A party to a contract seeking to invalidate an arbitration clause may argue there is no valid written agreement because the arbitration clause is unconscionable.  Unconscionability concerns the manner in which the contract was entered. It involves consideration of facts such as the relative bargaining power of the parties or their ability to understand the contract terms. For example, a court could find a contract unconscionable if important terms were “hidden in a maze of fine print.”  Unconscionability also concerns the actual fairness of the contract terms.  Florida courts are hesitant to enforce arbitration agreements that severely limit plaintiffs’ statutory remedies or include provisions that eliminate the right to seek punitive damages.  Arbitration clauses that use standard boilerplate language are often too restrictive and can be invalidated on these grounds.

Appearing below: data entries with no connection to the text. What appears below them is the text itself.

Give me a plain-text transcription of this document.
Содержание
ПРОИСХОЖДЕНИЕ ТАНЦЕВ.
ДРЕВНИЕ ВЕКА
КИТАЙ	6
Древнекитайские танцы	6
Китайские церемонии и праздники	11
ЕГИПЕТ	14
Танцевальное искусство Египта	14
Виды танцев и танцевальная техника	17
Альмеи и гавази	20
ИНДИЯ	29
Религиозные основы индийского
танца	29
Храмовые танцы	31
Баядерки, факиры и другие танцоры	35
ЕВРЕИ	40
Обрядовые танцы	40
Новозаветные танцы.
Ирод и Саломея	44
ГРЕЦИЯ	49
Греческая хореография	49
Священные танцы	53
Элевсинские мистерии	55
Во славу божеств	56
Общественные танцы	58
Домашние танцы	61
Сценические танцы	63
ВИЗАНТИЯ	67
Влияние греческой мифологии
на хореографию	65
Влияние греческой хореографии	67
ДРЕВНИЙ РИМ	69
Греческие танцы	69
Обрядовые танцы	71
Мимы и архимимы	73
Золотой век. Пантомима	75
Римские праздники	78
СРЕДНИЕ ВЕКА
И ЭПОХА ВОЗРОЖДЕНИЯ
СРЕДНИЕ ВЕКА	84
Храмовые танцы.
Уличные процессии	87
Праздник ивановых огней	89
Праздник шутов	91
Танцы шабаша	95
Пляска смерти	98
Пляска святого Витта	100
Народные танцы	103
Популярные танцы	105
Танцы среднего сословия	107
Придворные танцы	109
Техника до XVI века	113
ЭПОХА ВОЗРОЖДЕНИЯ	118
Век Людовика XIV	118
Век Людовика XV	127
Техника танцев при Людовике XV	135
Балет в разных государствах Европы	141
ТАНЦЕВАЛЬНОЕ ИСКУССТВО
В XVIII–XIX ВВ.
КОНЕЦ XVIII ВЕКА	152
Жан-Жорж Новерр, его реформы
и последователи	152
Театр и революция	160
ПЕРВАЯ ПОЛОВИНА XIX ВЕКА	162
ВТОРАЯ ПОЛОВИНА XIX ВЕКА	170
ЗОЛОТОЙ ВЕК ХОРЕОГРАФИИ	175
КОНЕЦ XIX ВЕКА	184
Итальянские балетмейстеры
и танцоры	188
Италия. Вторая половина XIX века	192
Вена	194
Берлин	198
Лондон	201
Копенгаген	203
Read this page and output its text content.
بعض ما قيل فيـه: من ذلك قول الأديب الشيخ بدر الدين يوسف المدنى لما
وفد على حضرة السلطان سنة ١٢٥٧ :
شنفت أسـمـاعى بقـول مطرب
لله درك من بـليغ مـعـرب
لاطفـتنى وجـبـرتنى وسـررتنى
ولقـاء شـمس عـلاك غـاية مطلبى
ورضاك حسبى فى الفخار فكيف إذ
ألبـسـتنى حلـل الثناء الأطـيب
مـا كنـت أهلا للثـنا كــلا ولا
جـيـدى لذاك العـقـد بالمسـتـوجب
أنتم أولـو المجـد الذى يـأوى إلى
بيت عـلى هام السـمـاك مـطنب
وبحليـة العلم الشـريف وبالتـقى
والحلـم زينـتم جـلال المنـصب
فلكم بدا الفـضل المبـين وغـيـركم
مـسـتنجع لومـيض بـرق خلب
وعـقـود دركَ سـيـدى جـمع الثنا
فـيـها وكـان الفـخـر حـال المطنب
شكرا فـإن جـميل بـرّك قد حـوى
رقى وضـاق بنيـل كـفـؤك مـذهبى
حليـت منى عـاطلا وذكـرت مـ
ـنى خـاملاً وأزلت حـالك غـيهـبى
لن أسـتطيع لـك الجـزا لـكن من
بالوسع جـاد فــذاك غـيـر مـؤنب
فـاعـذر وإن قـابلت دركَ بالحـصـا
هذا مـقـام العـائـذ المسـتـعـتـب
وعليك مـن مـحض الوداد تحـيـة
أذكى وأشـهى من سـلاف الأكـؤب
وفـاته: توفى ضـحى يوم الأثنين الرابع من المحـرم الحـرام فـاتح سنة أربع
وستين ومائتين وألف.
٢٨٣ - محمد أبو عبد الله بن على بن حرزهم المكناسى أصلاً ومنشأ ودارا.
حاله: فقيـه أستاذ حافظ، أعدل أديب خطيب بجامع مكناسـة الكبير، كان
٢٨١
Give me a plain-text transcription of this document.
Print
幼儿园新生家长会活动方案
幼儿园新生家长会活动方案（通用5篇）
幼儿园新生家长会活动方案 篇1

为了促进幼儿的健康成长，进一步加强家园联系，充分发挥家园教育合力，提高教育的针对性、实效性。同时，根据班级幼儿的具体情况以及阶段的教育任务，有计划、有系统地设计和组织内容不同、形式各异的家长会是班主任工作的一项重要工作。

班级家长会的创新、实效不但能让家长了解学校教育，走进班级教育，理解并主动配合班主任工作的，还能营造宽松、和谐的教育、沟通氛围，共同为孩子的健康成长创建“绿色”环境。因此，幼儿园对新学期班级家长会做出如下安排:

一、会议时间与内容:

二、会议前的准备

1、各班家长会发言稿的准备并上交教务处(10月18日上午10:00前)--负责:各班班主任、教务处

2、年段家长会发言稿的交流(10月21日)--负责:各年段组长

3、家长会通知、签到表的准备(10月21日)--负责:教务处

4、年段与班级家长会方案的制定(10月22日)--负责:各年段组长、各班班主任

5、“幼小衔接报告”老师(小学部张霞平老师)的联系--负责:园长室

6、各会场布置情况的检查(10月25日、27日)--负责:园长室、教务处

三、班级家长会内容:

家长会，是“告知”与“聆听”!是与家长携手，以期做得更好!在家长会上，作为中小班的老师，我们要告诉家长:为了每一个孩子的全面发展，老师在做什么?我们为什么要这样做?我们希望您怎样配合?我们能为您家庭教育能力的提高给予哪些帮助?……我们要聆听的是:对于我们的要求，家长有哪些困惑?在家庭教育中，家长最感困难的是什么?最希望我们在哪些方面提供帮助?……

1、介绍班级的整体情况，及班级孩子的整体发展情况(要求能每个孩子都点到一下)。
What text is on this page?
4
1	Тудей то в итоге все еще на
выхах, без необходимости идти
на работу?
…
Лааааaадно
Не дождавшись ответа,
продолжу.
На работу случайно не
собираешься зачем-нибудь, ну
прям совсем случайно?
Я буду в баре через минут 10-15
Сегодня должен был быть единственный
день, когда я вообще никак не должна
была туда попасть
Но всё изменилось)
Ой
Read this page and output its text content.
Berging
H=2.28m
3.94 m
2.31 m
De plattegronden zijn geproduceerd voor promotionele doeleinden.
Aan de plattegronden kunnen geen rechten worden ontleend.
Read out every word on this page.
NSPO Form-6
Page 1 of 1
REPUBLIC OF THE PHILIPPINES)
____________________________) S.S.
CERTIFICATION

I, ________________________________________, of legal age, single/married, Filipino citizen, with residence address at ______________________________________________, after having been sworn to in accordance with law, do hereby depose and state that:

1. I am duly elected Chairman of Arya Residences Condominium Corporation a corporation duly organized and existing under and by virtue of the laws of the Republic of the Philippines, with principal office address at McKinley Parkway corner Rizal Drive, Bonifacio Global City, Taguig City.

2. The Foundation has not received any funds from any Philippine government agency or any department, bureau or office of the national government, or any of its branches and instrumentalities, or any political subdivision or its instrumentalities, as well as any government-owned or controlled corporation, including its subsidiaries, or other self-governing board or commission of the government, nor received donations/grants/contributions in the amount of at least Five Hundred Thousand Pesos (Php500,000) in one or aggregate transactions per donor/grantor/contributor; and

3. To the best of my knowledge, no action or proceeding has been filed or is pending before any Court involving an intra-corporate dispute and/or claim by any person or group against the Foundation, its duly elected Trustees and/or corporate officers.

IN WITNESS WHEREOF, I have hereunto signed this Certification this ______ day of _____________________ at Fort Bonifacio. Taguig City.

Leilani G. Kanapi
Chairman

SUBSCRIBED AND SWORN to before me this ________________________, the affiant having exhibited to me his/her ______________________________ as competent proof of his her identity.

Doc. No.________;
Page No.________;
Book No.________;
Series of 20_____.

Scope of the arbitration clause

Many arbitration clauses fail to articulate the types of claims the parties wish to submit to arbitration. If your arbitration clause is drafted too narrowly, you may not be able to compel arbitration of important claims.  However, in drafting the clause, a balance must be reached.  If the arbitration provision is drafted too broadly, you may be forced to arbitrate claims that are more easily handled in conventional litigation.

Consistency

Courts have also invalidated arbitration clauses in situations where the contract language used by a business was inconsistent, as was the case in Basulto v. Hialeah Auto.  In the Basulto case, the court noted that there were several inconsistencies between the various agreements drafted by the dealership and signed by the Basultos when they purchased a car. For example, one agreement called for arbitration by a single arbitrator while another required arbitration by a panel of three arbitrators. Additionally, the agreements contained jury waiver clauses, which implied a right to litigate all disputes in court.

Understanding your arbitration provision

The court in the Basulto case also noted that the sales representatives did not understand the arbitration process and therefore could not have been able to adequately explain to the Basultos the rights that they were waiving by signing the agreements, such as their waiver of the right to seek a class action status.

Speaking with an attorney to develop an arbitration provision tailored to your specific business will ensure the right balance is reached to be considered a valid written agreement, cover the appropriate claims, and will help you understand the nature of the agreement so you can explain it if asked.